Only ten percent of Ugandans access the internet yet about 10 million of the 33 million Ugandans have mobile phones. The use of internet is partly hampered by illiteracy levels as well as cost but Uganda has a youthful population which is will take new information systems even with just post primary education.

There are real infrastructure problems hindering access to internet in Africa but we are seeing more investment. According to ComputerWorld, Uganda, Kenya, Tanzania, Rwanda and Burundi have linked forces together on a $400 million investment in terrestrial fiber optic cables. The new network is expected to run close to 16,000 kilometers from southern Sudan to Tanzania’s border with Zambia. The terrestrial network called the East Africa Backhaul System  will connect to the submarine fiber-optic cables on the East Africa coast.

However some governments have already moved to suppress freedom on the internet.  According to recent report from Freedom House, Ethiopia’s internet is one of the top less free in the world.Internet access has been denied and controlled through monopolizing the communications industry to curtail freedom of expression. In Ethiopia the few people that access the internet that is government controlled cannot freely express themselves.

This kind of control is what my friend Ssozi told me about when we shared about internet as a basic right declaration.  He said as long as access to information is not a right, internet being a basic human right declaration will not benefit most of the people living under undemocratic governments.

Even with infrastructure in place many worry that some governments in Africa may decide to go the China way which has put up what’s now famously called the ‘Great firewall of China’.  It’s a deceptive path for African governments who may be considering the China way of having economic prosperity and also stifling freedoms of expression and speech.

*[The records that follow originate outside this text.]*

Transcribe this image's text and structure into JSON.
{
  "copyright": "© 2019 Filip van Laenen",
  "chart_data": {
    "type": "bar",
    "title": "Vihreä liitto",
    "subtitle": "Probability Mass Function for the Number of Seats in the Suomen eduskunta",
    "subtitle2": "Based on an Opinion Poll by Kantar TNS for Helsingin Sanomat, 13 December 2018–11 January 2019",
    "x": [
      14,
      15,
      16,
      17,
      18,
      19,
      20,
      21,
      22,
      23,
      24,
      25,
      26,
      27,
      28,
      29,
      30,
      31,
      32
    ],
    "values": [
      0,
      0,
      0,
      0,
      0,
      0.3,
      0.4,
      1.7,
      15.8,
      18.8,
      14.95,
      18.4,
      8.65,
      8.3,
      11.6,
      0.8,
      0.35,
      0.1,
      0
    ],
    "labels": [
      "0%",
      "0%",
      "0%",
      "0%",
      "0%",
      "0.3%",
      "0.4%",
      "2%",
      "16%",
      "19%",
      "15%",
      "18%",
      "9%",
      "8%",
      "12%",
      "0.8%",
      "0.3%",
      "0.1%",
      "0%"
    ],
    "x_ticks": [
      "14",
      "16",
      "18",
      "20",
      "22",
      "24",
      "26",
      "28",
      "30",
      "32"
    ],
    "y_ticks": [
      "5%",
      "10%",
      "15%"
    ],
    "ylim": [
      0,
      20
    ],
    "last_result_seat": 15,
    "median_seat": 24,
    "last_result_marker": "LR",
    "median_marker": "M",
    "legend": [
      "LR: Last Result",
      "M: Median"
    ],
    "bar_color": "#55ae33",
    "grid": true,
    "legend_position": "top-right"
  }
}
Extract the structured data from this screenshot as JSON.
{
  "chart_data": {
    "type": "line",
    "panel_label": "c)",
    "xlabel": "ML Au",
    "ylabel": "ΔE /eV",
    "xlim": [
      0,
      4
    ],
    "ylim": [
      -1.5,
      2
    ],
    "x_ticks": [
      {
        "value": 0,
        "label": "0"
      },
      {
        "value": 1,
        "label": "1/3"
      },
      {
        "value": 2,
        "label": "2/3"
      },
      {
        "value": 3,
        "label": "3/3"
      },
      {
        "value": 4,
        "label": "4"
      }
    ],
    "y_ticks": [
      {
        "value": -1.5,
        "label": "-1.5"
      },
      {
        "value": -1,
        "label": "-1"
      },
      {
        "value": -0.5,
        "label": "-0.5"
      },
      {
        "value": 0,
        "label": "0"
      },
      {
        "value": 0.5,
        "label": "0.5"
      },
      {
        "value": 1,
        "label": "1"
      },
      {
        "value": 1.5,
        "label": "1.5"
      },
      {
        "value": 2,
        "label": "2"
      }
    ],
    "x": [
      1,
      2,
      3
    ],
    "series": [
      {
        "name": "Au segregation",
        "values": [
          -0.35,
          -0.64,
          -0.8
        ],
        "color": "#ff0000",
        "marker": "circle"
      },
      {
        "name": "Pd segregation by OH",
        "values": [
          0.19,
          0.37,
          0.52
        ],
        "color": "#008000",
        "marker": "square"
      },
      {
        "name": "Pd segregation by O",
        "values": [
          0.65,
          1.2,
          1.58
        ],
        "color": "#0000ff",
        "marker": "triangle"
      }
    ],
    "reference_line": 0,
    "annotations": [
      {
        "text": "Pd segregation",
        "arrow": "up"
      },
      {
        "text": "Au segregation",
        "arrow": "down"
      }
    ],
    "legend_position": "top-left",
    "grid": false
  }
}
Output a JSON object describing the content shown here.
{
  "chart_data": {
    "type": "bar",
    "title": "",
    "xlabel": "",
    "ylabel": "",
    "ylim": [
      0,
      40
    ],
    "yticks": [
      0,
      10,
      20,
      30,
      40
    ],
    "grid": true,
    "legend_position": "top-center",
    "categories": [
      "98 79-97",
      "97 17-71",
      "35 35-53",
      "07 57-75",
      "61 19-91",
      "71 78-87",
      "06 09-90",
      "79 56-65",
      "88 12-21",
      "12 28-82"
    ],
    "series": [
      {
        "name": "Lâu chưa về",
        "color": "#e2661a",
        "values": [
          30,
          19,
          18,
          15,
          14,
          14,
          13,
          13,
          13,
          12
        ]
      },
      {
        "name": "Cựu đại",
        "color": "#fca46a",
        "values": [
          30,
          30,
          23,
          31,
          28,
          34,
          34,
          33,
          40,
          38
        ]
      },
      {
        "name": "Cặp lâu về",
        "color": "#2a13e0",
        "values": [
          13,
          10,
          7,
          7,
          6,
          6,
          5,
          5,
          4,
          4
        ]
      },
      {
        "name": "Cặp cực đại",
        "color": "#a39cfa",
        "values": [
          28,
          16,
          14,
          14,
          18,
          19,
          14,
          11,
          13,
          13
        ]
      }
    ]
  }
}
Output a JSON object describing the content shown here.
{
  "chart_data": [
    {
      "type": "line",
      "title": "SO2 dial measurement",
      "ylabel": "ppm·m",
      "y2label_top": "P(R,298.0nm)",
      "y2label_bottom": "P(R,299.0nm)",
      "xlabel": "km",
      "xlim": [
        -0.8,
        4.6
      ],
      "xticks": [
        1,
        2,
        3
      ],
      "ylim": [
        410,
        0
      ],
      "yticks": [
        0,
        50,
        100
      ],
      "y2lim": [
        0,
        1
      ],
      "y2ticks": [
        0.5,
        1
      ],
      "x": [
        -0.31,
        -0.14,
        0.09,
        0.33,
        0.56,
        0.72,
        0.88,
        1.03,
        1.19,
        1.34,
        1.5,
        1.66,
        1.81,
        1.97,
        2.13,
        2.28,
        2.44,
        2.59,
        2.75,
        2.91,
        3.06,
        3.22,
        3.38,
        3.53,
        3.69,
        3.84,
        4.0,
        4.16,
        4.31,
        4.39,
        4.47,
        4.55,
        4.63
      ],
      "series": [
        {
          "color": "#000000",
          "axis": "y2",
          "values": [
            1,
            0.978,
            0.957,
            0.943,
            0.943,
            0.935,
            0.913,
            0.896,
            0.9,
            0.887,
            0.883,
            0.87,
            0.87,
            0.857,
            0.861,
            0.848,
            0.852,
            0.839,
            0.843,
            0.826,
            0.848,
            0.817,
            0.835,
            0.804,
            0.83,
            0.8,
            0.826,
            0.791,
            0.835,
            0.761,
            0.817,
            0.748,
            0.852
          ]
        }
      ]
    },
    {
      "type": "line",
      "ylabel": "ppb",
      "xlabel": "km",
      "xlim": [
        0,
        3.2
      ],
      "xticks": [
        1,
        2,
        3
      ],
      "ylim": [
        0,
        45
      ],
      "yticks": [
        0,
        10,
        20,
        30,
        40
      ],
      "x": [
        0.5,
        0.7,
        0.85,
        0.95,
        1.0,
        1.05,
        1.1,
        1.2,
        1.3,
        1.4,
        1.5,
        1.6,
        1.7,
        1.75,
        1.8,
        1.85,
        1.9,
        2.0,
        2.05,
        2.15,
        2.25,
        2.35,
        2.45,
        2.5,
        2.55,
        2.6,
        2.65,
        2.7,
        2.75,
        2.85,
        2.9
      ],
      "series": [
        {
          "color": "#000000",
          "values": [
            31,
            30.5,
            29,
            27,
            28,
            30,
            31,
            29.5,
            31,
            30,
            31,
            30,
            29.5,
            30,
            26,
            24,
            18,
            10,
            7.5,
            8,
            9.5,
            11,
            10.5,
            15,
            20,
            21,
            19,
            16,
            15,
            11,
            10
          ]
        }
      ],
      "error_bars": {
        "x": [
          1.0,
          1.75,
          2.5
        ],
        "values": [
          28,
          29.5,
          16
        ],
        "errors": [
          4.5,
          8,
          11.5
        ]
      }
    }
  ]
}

China spends a lot of money on building firewalls to prevent free speech but Scott believes this cannot easily be replicated. He says even with its economic might, it will be very costly for China in the long-run to block people from accessing information. The costs of bypassing the firewalls are way cheaper than putting one, some said.

In Africa, government still have a hold onto public broadcasting which many people rely on in the absence of cheap accessible internet. So for internet access as a basic right to be realized or even for it to make a difference in the way citizens in Africa can hold their governments accountable, development budgets and strategies for both by governments and international development organizations must take this into consideration.

There has to also be efforts to ensure protection in the face of growing desire by governments to curtail freedom on the internet in the wake of North Africa uprisings. We have seen internet play a key role in protests in Swaziland, Gabon and Uganda to some extent.

At a recent meeting of bloggers organized by Google Africa and Global Voices there was a general concern that many African government are employing tactics of threatening the internet user s directly instead of cutting off internet or attacking their sites which could bring about immediate condemnation.  In Uganda journalist Timothy Kalyegira is the first person to be arrested and charged for an online article written in Uganda Record.

Scott said that in the internet age there has to be a  “move from government to government diplomacy to a people to people diplomacy.”  When a question on recent Wikileaks case,  Scott argued that there’s need to balance state security and internet freedom. Yet it’s in the same name of security that authoritarian government crackdown on their citizens.

Shirky says the debate on whether there can be internet freedom is still very much open. “No country recognizes universal right to speak. The negotiation around this kind of freedom is going dominate the next 10 yrs.”